Sul fronte macro, la lettura preliminare del PIL del primo trimestre ha mostrato un deciso rallentamento dell’economia a stelle e strisce a causa del calo dei consumi come anticipato dal dato sulle vendite al dettaglio. Tra gli altri dati, è cresciuto, invece, il costo del lavoro al passo più veloce dal 2007. Migliore delle attese è risultato il dato sull’attività manifatturiera nell’area di Chicago mentre ha deluso la lettura finale sulla fiducia dei consumatori a cura dell’Università del Michigan.

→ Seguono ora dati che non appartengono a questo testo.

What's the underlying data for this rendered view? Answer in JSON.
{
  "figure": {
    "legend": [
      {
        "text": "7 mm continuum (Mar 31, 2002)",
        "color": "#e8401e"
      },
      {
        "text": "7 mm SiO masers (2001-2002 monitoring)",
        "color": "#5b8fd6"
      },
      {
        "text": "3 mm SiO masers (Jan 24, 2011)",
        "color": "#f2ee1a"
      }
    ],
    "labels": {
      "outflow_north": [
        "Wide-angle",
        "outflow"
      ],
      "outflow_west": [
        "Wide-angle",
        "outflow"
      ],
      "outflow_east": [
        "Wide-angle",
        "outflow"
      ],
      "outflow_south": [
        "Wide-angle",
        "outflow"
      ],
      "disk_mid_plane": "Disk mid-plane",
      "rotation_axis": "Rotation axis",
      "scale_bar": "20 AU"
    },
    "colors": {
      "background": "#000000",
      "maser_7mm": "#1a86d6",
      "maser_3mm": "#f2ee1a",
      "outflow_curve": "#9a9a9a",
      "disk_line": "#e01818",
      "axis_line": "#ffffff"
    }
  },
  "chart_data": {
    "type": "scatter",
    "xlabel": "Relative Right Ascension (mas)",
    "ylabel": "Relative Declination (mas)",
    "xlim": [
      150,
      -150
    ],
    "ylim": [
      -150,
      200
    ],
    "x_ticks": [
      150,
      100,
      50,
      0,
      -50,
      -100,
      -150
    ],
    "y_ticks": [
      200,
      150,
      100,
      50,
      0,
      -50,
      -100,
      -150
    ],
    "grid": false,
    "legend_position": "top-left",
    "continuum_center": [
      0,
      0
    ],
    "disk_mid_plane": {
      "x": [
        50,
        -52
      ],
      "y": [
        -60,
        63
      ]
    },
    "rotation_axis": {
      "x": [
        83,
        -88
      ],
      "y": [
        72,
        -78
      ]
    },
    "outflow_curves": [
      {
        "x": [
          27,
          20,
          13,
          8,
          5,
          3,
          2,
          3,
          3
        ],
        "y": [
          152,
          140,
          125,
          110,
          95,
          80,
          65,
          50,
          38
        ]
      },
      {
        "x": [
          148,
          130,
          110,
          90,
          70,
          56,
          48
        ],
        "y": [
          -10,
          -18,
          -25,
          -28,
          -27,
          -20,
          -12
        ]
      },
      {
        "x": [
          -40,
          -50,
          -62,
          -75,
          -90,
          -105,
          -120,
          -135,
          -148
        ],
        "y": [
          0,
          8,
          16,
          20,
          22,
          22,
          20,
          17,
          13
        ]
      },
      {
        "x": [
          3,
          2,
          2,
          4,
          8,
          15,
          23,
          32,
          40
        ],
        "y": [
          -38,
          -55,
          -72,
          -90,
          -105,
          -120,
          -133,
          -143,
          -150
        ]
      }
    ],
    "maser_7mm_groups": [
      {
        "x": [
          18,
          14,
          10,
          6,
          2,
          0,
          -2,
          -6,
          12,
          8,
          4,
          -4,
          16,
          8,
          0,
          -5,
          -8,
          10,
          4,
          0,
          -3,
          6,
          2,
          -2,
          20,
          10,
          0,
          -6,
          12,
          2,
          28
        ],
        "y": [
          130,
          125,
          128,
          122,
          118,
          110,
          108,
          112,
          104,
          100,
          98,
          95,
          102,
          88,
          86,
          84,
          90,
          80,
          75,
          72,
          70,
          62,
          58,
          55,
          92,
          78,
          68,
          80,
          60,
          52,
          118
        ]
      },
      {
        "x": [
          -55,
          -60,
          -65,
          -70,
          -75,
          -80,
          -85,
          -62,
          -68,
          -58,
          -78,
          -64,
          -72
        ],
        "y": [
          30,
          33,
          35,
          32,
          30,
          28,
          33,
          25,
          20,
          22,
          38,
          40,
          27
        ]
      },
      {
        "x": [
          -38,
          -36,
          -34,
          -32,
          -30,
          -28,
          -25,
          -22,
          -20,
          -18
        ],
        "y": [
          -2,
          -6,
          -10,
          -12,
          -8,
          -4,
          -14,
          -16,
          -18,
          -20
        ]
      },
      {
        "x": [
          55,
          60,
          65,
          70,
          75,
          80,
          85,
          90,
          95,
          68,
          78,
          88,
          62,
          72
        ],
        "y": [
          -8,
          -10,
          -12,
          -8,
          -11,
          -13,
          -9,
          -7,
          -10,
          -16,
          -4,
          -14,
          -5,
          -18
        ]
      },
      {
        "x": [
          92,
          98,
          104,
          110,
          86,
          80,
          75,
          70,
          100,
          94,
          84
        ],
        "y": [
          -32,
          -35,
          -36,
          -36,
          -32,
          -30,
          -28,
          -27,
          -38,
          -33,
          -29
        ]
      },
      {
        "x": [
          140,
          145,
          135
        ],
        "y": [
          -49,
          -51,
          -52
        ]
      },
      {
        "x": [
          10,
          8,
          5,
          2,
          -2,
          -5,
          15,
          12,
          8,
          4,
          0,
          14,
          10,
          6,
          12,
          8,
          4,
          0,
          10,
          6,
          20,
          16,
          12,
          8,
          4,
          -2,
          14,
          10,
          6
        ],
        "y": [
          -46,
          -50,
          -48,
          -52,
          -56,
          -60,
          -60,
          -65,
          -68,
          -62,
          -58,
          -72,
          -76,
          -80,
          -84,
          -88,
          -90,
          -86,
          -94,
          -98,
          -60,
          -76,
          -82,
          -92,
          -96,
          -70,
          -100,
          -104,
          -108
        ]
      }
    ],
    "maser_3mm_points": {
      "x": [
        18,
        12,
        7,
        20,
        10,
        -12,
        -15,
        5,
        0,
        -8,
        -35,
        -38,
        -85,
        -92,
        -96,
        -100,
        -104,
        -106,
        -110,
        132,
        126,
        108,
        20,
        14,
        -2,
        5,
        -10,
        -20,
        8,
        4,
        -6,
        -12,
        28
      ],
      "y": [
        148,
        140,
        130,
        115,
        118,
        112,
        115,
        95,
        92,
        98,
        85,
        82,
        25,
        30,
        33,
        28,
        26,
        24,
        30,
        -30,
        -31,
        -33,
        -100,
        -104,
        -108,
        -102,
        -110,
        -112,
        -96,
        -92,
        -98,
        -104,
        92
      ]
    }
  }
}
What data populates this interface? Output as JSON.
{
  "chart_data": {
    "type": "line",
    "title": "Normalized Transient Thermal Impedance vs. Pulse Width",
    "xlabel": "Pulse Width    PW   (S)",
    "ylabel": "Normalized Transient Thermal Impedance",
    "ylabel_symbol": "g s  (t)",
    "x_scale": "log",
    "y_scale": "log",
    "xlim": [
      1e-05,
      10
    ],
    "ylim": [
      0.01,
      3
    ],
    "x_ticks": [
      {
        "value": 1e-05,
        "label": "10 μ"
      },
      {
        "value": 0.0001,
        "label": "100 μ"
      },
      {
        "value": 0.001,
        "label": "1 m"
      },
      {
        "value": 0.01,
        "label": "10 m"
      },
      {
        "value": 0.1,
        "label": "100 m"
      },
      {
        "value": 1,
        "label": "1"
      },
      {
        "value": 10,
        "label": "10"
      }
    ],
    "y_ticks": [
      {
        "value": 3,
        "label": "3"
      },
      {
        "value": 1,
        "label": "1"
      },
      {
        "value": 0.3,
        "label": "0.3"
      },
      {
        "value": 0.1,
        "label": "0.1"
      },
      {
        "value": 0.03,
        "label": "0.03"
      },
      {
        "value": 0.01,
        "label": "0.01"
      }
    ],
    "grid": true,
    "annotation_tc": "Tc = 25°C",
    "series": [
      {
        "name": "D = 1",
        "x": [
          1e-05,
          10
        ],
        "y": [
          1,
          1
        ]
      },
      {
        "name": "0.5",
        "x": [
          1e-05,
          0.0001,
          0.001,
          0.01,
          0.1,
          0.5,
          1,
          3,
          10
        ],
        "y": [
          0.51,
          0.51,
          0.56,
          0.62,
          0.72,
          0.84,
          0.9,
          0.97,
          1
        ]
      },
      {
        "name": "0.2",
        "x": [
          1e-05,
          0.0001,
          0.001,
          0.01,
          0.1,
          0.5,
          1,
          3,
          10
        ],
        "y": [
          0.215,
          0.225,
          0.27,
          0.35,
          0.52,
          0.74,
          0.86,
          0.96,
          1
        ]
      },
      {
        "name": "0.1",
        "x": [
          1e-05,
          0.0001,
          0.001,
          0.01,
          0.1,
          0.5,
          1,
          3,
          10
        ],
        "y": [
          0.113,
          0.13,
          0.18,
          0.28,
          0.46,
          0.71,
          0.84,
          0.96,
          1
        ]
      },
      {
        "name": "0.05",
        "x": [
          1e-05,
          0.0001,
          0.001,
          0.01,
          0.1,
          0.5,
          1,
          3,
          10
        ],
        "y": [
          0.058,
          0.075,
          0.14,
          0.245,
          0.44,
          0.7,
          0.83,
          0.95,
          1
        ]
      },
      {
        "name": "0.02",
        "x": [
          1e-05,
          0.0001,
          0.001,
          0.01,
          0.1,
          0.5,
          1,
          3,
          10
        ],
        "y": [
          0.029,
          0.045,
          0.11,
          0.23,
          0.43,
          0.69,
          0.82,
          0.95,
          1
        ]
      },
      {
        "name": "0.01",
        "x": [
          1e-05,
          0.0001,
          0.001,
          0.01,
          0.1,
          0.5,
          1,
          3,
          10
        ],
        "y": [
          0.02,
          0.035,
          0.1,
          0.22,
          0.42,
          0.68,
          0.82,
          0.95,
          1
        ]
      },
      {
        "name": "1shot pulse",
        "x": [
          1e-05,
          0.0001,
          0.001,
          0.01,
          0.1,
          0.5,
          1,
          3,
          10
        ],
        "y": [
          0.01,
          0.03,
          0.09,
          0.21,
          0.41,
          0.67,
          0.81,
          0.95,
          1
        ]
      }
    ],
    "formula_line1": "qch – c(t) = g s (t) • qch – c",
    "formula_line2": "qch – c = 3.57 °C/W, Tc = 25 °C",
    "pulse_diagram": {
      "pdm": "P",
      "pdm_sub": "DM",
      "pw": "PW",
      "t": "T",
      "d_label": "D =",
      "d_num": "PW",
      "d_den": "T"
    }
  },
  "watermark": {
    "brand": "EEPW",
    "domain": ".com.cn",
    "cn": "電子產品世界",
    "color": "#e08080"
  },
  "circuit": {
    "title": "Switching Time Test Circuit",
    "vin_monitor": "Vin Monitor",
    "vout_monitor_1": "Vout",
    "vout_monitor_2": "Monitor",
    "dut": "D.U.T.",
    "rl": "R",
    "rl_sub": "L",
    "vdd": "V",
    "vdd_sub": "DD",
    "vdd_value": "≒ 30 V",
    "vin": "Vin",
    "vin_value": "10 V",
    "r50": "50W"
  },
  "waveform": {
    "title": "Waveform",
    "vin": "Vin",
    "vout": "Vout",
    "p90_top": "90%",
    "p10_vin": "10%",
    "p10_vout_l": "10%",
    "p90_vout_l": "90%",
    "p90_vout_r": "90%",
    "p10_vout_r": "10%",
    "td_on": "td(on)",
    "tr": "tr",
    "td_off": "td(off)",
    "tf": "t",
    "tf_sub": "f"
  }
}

Tra gli indici statunitensi, il Dow Jones lima lo 0,21%; sulla stessa linea, cede alle vendite lo S&P-500, che retrocede a 2.383,78 punti. Leggermente positivo il Nasdaq 100 (+0,54%); sulla parità lo S&P 100 (+0,08%).

Risultato negativo a Wall Street per tutti i settori dell’S&P 500. In fondo alla classifica, i maggiori ribassi si manifestano nei comparti Telecomunicazioni (-0,90%), Materiali (-0,72%) e Finanziario (-0,68%).

Tra i protagonisti del Dow Jones, Chevron (+0,85%), Exxon Mobil (+0,61%), Boeing (+0,61%) e Cisco Systems (+0,58%).

Le più forti vendite, invece, si manifestano su Intel, che prosegue le contrattazioni a -3,63%.

Sotto pressione American Express, che accusa un calo dell’1,46%.

Scivola Verizon Communication, con un netto svantaggio dell’1,30%.

Sul podio dei titoli del Nasdaq, Cerner (+9,37%), Regeneron Pharmaceuticals (+5,60%), Alphabet (+4,18%) e Alphabet (+3,95%). Le più forti vendite, invece, si manifestano su KLA-Tencor, che prosegue le contrattazioni a -5,20%.